Interview with Jason Renne

Jason RenneIn March of this year, Highmark Inc. welcomed Jason Renne as the new Senior Vice President of Provider of Partnerships and Contracting. Renne has over 20 years of experience working in the managed care industry including organizations such as Banner | Aetna, Geisinger Health Plan, XLHealth and Kaiser Permanente. His experience has allowed him to work in the for-profit and nonprofit sectors of health care both regionally and nationally, which has shaped his unique view of how health care should be managed most effectively.

How have your prior experiences in health care shaped the way you approach the payer-provider relationship?

My philosophy on how payers and providers can best work together to serve our communities has been formed by my experiences with highly evolved integrated health organizations  that are committed to fundamentally changing the way health care is both delivered and financed. I believe that this is achieved by ensuring that the mission, economics and shared resource allocation between payer and provider are fully aligned towards making health care affordable while improving the quality and experience for both patients and members when accessing the system.

The fundamental key to achieving success is through full organizational commitment to delivering meaningful value to the communities served. This requires recognition that the antiquated fee-for-service payment model is not sustainable and ultimately will not reverse the trend of rising health care costs to employers and families across the country. My experience has taught me that both the payer and provider must embrace this strategy to see significant change.

What was it about Highmark’s mission/vision that attracted you to the organization?

I’m most energized by the “getting health care right” segment of our mission. It emphasizes the unique position to leverage our Integrated Delivery and Finance System (IDFS) and external provider partnerships to truly transform health care through a spirit of collaboration. When we are committed to creating as little abrasion as possible so that the providers can focus on providing high quality affordable health care, our members are better served. We are continuously trying to find the balance between not forcing our providers to jump through hoops that aren’t valuable and at the same time, being responsible with the dollars we earn from our customers.

What are your top priorities over the next few years?

  1. Increase the cross-functionality of the Provider Partnership and Contracting teams to create a best-in-class/ differentiated provider and member experience. Everything that occurs in provider network workflows is circular in nature and affects all other aspects of the department, so it is important that every member of our team is continually looking for ways to bring greater efficiency and value to our providers & members.
  2. Become a national example of how high functioning IDFS platforms can effectively avert the trend of rising health care costs.
  3. Create a differentiated relationship with the providers across our network by partnering with them to treat each of our members like VIPs when they access care within our delivery systems. The better the services that we provide, the more our providers will want to work with us and become ambassadors for our brand. My goal is to have providers look at patients that are members of other health care organizations and say, “Why aren’t you a Highmark member? They are a true partner and help us provide even better care with the information and tools that they provide.”

How do you see Highmark changing payer-provider partnerships in the future?

We are evolving differently than the general industry. Even though every health insurer has some form of pay-for-performance program in place, many have become stale and redundant. They are not as effective as they once were. However, Highmark has pioneered its value-based platform in a way that goes above and beyond a lot of the off-the-shelf versions by committing to sharing risk with as many providers as possible. While we will never get to a place across our entire network where every provider is in a downsized risk- sharing position with us, Highmark is committed to moving our providers in that direction. We want to align incentives with our providers so that the cost of care decreases while the quality of care can increase.

When you joined Highmark back in March, the country was just starting to tackle the Covid-19 crisis. How has the current crisis affected Highmark’s health strategy going forward?

Deep relationships with providers remains core to our strategy. These provider relationships ensure network viability, enable the transition to value-based care, improve patient and clinician experience, and lower total cost of care. However, the current environment has created new challenges and opportunities that we need to also consider and address.
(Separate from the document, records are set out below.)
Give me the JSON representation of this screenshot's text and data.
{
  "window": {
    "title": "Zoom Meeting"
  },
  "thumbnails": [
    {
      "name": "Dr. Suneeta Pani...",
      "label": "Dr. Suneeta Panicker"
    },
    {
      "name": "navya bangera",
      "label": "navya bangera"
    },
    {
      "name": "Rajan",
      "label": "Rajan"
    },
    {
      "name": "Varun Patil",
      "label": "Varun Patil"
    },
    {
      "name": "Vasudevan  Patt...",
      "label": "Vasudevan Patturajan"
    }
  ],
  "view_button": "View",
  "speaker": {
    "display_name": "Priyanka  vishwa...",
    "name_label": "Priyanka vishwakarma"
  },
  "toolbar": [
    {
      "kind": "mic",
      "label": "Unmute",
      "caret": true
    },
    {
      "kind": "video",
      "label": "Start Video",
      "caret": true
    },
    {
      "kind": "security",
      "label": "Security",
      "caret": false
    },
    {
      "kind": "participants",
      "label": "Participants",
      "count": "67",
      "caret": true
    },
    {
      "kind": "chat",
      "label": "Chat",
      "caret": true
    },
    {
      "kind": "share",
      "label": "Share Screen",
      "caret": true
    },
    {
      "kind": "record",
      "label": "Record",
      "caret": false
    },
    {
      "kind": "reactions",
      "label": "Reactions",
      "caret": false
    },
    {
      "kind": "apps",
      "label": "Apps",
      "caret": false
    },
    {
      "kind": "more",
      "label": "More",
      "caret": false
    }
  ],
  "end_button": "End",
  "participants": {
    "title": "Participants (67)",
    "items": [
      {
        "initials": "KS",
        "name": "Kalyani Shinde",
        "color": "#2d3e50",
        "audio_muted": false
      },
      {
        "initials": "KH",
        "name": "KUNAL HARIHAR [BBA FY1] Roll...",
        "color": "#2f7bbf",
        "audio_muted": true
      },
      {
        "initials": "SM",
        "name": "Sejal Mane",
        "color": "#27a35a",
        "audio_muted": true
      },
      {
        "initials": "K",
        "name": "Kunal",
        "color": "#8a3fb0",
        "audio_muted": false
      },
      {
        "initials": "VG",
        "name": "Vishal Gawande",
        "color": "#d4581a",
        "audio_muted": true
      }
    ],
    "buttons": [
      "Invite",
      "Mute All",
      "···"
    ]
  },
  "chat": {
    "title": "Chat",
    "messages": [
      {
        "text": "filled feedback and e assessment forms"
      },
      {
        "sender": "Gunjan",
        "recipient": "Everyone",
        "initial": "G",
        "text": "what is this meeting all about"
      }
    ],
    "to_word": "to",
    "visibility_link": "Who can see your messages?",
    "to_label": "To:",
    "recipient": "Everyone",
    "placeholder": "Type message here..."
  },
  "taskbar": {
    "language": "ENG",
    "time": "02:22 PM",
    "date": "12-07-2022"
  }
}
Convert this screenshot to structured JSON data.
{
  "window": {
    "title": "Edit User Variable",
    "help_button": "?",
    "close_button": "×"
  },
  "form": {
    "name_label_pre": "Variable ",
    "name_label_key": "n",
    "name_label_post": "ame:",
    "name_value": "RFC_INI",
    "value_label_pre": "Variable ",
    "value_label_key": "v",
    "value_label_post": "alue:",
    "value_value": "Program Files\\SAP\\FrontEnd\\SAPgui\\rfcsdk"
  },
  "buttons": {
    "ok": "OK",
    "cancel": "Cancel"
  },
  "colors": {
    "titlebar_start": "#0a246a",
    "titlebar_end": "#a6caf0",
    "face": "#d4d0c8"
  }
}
Members are accessing health care through virtual care more now than ever before. Providers who were already advanced in virtual care and telehealth are moving to the next level. Others who were only dabbling in virtual care and telehealth made great strides in a short amount of time to maintain a level of economic stability.

By expanding our fee schedules and accepting hundreds of additional codes in the telehealth space, Highmark has enhanced the ability for providers to be reimbursed through this technology.

Moving into the “new normal,” we want to ensure that telehealth services provided to our members are of value and where possible, equivalent to being in a doctor’s office (as far as the results are concerned). As the paradigm of care continues to change, Highmark’s priority remains member access to high-quality and affordable health care.